There’s no point relying on AI tools when my local LLMs can handle everything

How my local configuration handles documents

And three ways to access information

LM Studio has had built-in document support since version 0.3.0, released in mid-2024, and the way it handles this is pretty sensible. Attach a file to a discussion and it first checks if the document fits in the active template popup. If so, the whole thing is injected directly into the prompt – no fetching at all in fact, just the full content passed to the model at once. If the document is too long for this threshold, it goes to RAG: the document is fragmented, each segment is integrated and when you send a query, it extracts the most semantically relevant elements and drops them into the prompt. The model responds based on what was retrieved.

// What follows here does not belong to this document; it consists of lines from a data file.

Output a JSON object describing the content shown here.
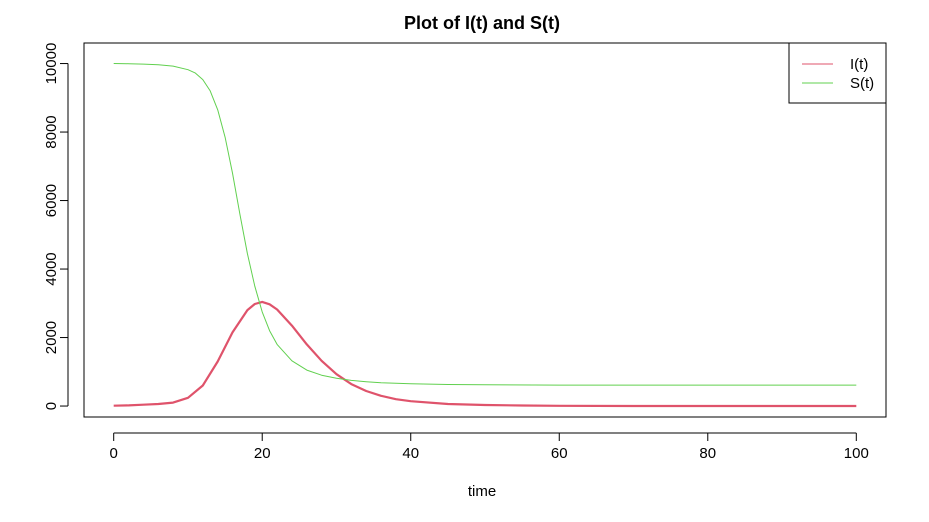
{
  "chart_data": {
    "type": "line",
    "title": "Plot of I(t) and S(t)",
    "xlabel": "time",
    "ylabel": "",
    "xlim": [
      -4,
      104
    ],
    "ylim": [
      -320,
      10600
    ],
    "x_ticks": [
      0,
      20,
      40,
      60,
      80,
      100
    ],
    "y_ticks": [
      0,
      2000,
      4000,
      6000,
      8000,
      10000
    ],
    "grid": false,
    "legend_position": "top-right",
    "series": [
      {
        "name": "I(t)",
        "color": "#DF536B",
        "line_width": "thick",
        "x": [
          0,
          2,
          4,
          6,
          8,
          10,
          12,
          14,
          16,
          18,
          19,
          20,
          21,
          22,
          24,
          26,
          28,
          30,
          32,
          34,
          36,
          38,
          40,
          45,
          50,
          55,
          60,
          70,
          80,
          90,
          100
        ],
        "y": [
          10,
          20,
          40,
          60,
          100,
          240,
          600,
          1300,
          2150,
          2800,
          2980,
          3040,
          2970,
          2820,
          2350,
          1800,
          1320,
          930,
          640,
          440,
          300,
          200,
          140,
          60,
          30,
          15,
          6,
          2,
          1,
          0,
          0
        ]
      },
      {
        "name": "S(t)",
        "color": "#61D04F",
        "line_width": "thin",
        "x": [
          0,
          2,
          4,
          6,
          8,
          10,
          11,
          12,
          13,
          14,
          15,
          16,
          17,
          18,
          19,
          20,
          21,
          22,
          24,
          26,
          28,
          30,
          32,
          34,
          36,
          40,
          45,
          50,
          60,
          70,
          80,
          90,
          100
        ],
        "y": [
          10000,
          9995,
          9985,
          9965,
          9925,
          9820,
          9720,
          9530,
          9200,
          8650,
          7850,
          6800,
          5600,
          4450,
          3500,
          2750,
          2200,
          1800,
          1320,
          1050,
          900,
          810,
          750,
          710,
          680,
          650,
          630,
          620,
          612,
          610,
          610,
          610,
          610
        ]
      }
    ]
  }
}
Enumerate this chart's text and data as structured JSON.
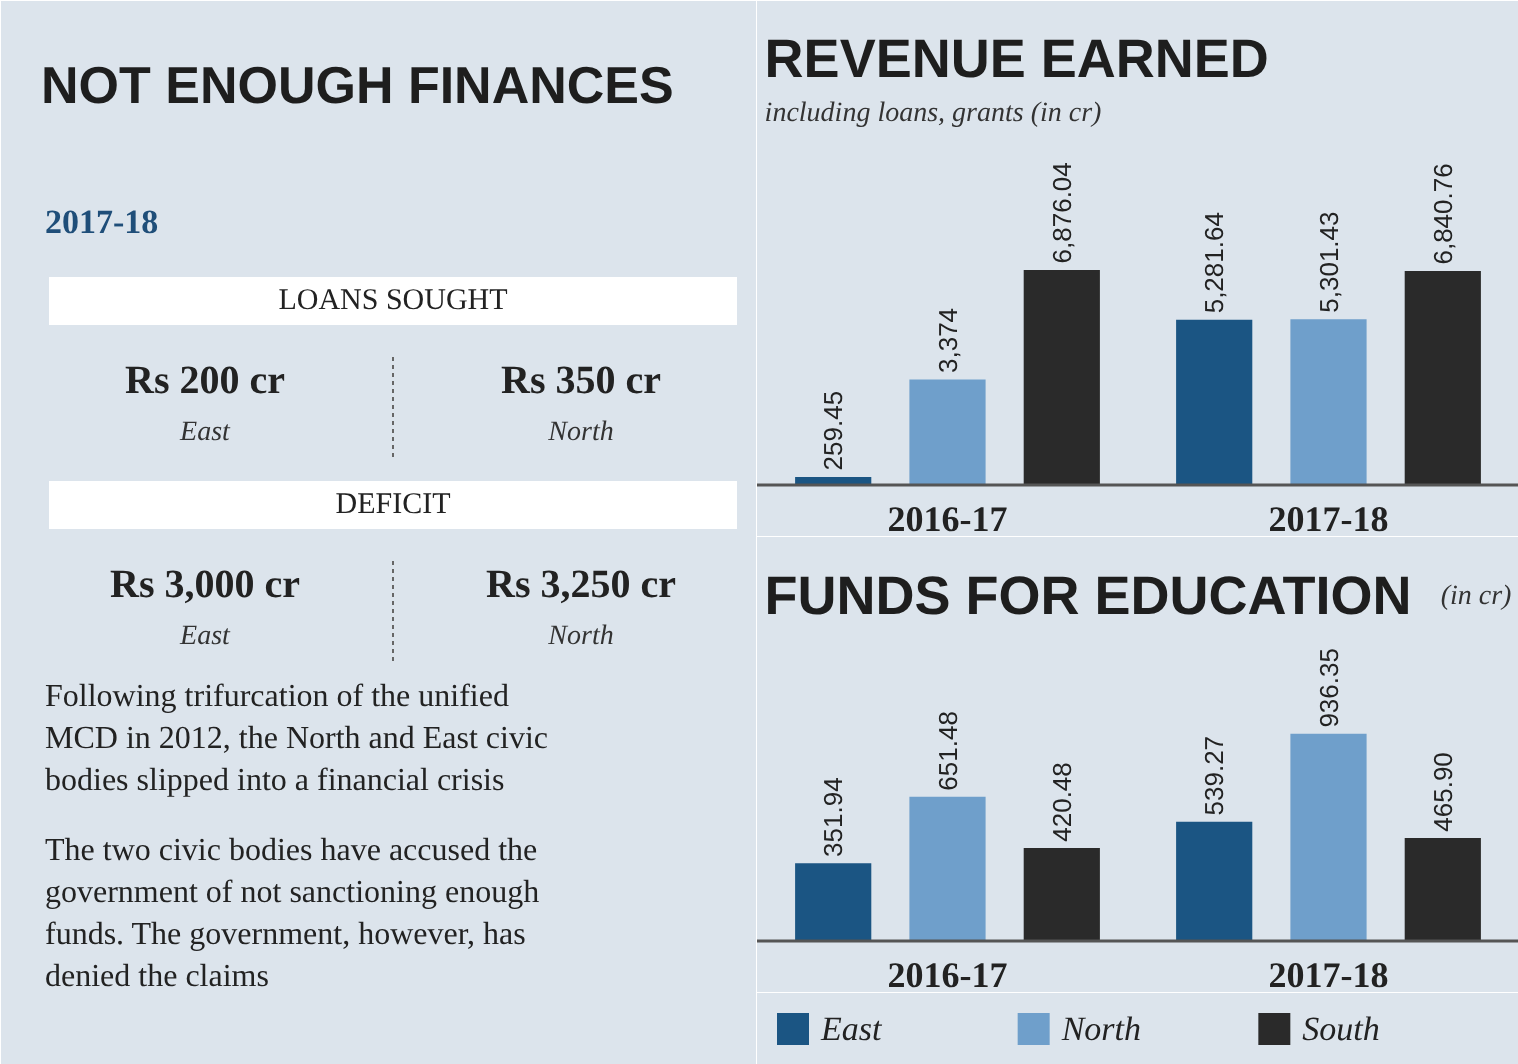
{
  "chart_data": [
    {
      "type": "other",
      "title": "NOT ENOUGH FINANCES",
      "subtitle": "2017-18",
      "annotations": [
        "LOANS SOUGHT",
        "Rs 200 cr",
        "East",
        "Rs 350 cr",
        "North",
        "DEFICIT",
        "Rs 3,000 cr",
        "East",
        "Rs 3,250 cr",
        "North",
        "Following trifurcation of the unified MCD in 2012, the North and East civic bodies slipped into a financial crisis",
        "The two civic bodies have accused the government of not sanctioning enough funds. The government, however, has denied the claims"
      ]
    },
    {
      "type": "bar",
      "title": "REVENUE EARNED",
      "subtitle": "including loans, grants (in cr)",
      "categories": [
        "2016-17",
        "2017-18"
      ],
      "series": [
        {
          "color": "#1b5583",
          "values": [
            259.45,
            5281.64
          ],
          "value_labels": [
            "259.45",
            "5,281.64"
          ]
        },
        {
          "color": "#6f9fcb",
          "values": [
            3374,
            5301.43
          ],
          "value_labels": [
            "3,374",
            "5,301.43"
          ]
        },
        {
          "color": "#2a2a2a",
          "values": [
            6876.04,
            6840.76
          ],
          "value_labels": [
            "6,876.04",
            "6,840.76"
          ]
        }
      ]
    },
    {
      "type": "bar",
      "title": "FUNDS FOR EDUCATION",
      "subtitle": "(in cr)",
      "categories": [
        "2016-17",
        "2017-18"
      ],
      "legend": "bottom",
      "series": [
        {
          "name": "East",
          "color": "#1b5583",
          "values": [
            351.94,
            539.27
          ],
          "value_labels": [
            "351.94",
            "539.27"
          ]
        },
        {
          "name": "North",
          "color": "#6f9fcb",
          "values": [
            651.48,
            936.35
          ],
          "value_labels": [
            "651.48",
            "936.35"
          ]
        },
        {
          "name": "South",
          "color": "#2a2a2a",
          "values": [
            420.48,
            465.9
          ],
          "value_labels": [
            "420.48",
            "465.90"
          ]
        }
      ]
    }
  ]
}
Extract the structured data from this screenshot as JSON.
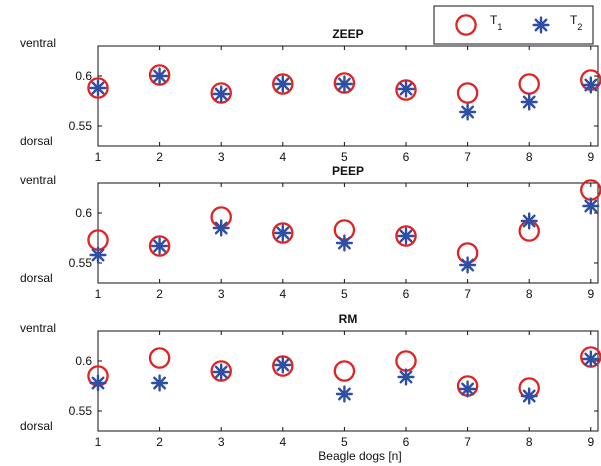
{
  "chart_data": [
    {
      "type": "scatter",
      "title": "ZEEP",
      "categories": [
        "1",
        "2",
        "3",
        "4",
        "5",
        "6",
        "7",
        "8",
        "9"
      ],
      "ylim": [
        0.53,
        0.63
      ],
      "yticks": [
        "0.6",
        "0.55"
      ],
      "ytick_values": [
        0.6,
        0.55
      ],
      "ylabel_top": "ventral",
      "ylabel_bottom": "dorsal",
      "series": [
        {
          "name": "T1",
          "marker": "circle",
          "values": [
            0.588,
            0.601,
            0.583,
            0.592,
            0.593,
            0.586,
            0.583,
            0.592,
            0.596
          ]
        },
        {
          "name": "T2",
          "marker": "star",
          "values": [
            0.588,
            0.6,
            0.582,
            0.592,
            0.592,
            0.587,
            0.564,
            0.574,
            0.591
          ]
        }
      ]
    },
    {
      "type": "scatter",
      "title": "PEEP",
      "categories": [
        "1",
        "2",
        "3",
        "4",
        "5",
        "6",
        "7",
        "8",
        "9"
      ],
      "ylim": [
        0.53,
        0.63
      ],
      "yticks": [
        "0.6",
        "0.55"
      ],
      "ytick_values": [
        0.6,
        0.55
      ],
      "ylabel_top": "ventral",
      "ylabel_bottom": "dorsal",
      "series": [
        {
          "name": "T1",
          "marker": "circle",
          "values": [
            0.573,
            0.567,
            0.596,
            0.58,
            0.583,
            0.577,
            0.56,
            0.582,
            0.623
          ]
        },
        {
          "name": "T2",
          "marker": "star",
          "values": [
            0.558,
            0.567,
            0.585,
            0.58,
            0.57,
            0.577,
            0.548,
            0.592,
            0.607
          ]
        }
      ]
    },
    {
      "type": "scatter",
      "title": "RM",
      "categories": [
        "1",
        "2",
        "3",
        "4",
        "5",
        "6",
        "7",
        "8",
        "9"
      ],
      "ylim": [
        0.53,
        0.63
      ],
      "yticks": [
        "0.6",
        "0.55"
      ],
      "ytick_values": [
        0.6,
        0.55
      ],
      "ylabel_top": "ventral",
      "ylabel_bottom": "dorsal",
      "series": [
        {
          "name": "T1",
          "marker": "circle",
          "values": [
            0.585,
            0.603,
            0.59,
            0.595,
            0.59,
            0.6,
            0.575,
            0.573,
            0.604
          ]
        },
        {
          "name": "T2",
          "marker": "star",
          "values": [
            0.578,
            0.578,
            0.589,
            0.596,
            0.567,
            0.584,
            0.572,
            0.565,
            0.602
          ]
        }
      ]
    }
  ],
  "xlabel": "Beagle dogs [n]",
  "legend": {
    "position": "top-right",
    "items": [
      {
        "base": "T",
        "sub": "1",
        "marker": "circle"
      },
      {
        "base": "T",
        "sub": "2",
        "marker": "star"
      }
    ]
  },
  "colors": {
    "circle": "#e02424",
    "star": "#2f4fa3",
    "axis": "#111111"
  }
}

Of course, where the experience is different from NotebookLM is that the model still has all of its training data. NotebookLM is source-based by design, which is a feature and the bottom line. But sometimes you don’t want that limit. When I was working on my genetic report, I didn’t want the template to just repeat what was written. I wanted him to relate these values ​​to clinical context, explain what a marker typically means outside of the document, or pull from reference ranges he already knew. This scope requires a model with its own knowledge. And with my Brave Search MCP attached, it can pull from the web mid-conversation when something needs to be up to date. So I have RAG on my document, model training knowledge and live web access in the same session – without having to switch tools anywhere.

The model I’m using is Qwen 3.5 9B, released in early March 2026. The reason it runs well on my 8GB GPU is architectural – Qwen 3.5 uses Gated Delta Networks (GDN), which keeps the KV cache footprint significantly smaller than most models of this size, so I can increase the context length in LM Studio beyond the default without it immediately hitting a wall. When it comes to prompts, local models respond much better to explicit instructions than cloud models. They also don’t infer context, so “analyze the following document and report all values ​​outside of typical reference ranges, explain each one in plain language” will beat a vague question every time.

The honest arguments for keeping NotebookLM

Compromises I can’t pretend don’t exist

Invite NotebookLM to preview the document

NotebookLM runs on Gemini with a pop-up window that can hold up to a million tokens per source, or about 750,000 words, the equivalent of several very long books loaded simultaneously and displayed simultaneously. For comparison, LM Studio only allows five document uploads at a time with a combined size of up to 30MB. Even with increased context length and Google Display Network reducing memory overhead, I’m working with a fraction of NotebookLM’s ceiling, and when documents get long, chunking takes over.

RAG clustering works by scoring document segments against your query and surfacing the most relevant ones – which is fine until the answer you need is in a chunk that didn’t score well against the specific words you used. NotebookLM largely gets around this problem because it keeps so many things in context simultaneously that recovery failures are much less common. For very long documents like years of lab results combined into a single file, a lengthy contract, or a complete medical history, NotebookLM is the most reliable tool (in terms of context) and I wouldn’t pretend otherwise.

If you prefer to stay local even for longer documents, the most practical thing is to divide them before starting. Sections of the flow rather than the entire file, ask targeted questions by section. You can use a self-hosted tool like OmniTools for this, so the workflow always stays local.

Self-hosted macOS AI LLM

I turned to NotebookLM to set up a self-hosted LLM — here’s how it went

Can NotebookLM guide me towards my first self-hosted LLM?

Some documents belong to your machine

NotebookLM doesn’t get me anywhere – I still use it constantly for research, work documents, reading stacks, anything where cloud storage isn’t a problem. But some documents just aren’t things I want to hand over to Google, and my local LLM was better than I expected. The RAG isn’t perfect and the context ceiling is real, but for me it’s not a problem – it’s just a different type of tool for a different type of document.